Targeted quantitative lipidomic uncovers lipid biomarkers for predicting the presence of compensated cirrhosis and discriminating decompensated cirrhosis from compensated cirrhosis

Abstract

Abstract Objectives This study aimed to characterize serum lipid metabolism and identify potential biomarkers for compensated cirrhosis (CC) predicting and decompensated cirrhosis (DC) discrimination using targeted quantitative lipidomics and machine learning approaches. Methods Serum samples from a cohort of 120 participants was analyzed, including 90 cirrhosis patients (45 CC patients and 45 DC patients) and 30 healthy individuals. Lipid metabolic profiling was performed using targeted LC-MS/MS. Two machine learning methods, least absolute shrinkage and selection operator (LASSO), and random forest (RF) were applied to screen for candidate metabolite biomarkers. Results The metabolic profiling analysis showed a significant disruption in patients with CC and DC. Compared to the CC group, the DC group exhibited a significant upregulation in the abundance of glycochenodeoxycholic acid (GCDCA), glyco-ursodeoxycholic acid (GUDCA), glycocholic acid (GCA), phosphatidylethanolamine (PE), N-acyl-lyso-phosphatidylethanolamine (LNAPE), and triglycerides (TG), and a significant downregulation in the abundance of ceramides (Cer) and lysophosphatidylcholines (LPC).

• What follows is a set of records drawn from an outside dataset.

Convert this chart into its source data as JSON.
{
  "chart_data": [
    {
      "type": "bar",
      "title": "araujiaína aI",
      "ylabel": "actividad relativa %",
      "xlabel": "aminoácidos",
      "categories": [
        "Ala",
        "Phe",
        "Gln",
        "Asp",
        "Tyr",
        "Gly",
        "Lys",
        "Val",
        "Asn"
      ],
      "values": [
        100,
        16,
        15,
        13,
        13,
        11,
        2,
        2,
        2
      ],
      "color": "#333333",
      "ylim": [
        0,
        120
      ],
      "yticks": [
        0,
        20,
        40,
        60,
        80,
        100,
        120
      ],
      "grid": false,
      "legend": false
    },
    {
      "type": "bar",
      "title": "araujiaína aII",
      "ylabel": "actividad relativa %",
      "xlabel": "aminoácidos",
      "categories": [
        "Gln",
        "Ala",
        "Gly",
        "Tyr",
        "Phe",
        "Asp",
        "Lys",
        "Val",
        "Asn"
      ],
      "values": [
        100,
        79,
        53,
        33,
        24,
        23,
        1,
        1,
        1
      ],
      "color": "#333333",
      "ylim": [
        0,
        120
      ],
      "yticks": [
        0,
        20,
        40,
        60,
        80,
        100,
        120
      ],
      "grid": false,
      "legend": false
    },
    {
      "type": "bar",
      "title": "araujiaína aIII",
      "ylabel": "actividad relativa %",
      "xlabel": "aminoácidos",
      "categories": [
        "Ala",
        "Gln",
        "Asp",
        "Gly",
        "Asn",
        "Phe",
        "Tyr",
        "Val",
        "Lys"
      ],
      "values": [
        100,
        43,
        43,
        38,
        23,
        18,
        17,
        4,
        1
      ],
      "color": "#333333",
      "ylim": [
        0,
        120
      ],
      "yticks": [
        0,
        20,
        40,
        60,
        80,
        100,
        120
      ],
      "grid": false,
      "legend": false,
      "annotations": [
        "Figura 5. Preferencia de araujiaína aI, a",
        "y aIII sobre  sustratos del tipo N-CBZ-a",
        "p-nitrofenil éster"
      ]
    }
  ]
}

Machine learning identified 11 lipid metabolites (abbreviated as BMP11) as potential CC biomarkers with excellent prediction performance, with an AUC of 0.944, accuracy of 94.7 %, precision of 95.6 %, and recall of 95.6 %. For DC discrimination, eight lipids (abbreviated as BMP8) were identified, demonstrating strong efficacy, with an AUC of 0.968, accuracy of 92.2 %, precision of 88.0 %, and recall of 97.8 %. Conclusions This study unveiled distinct lipidomic profiles in CC and DC patients and established robust lipid-based models for CC predicting and DC discrimination.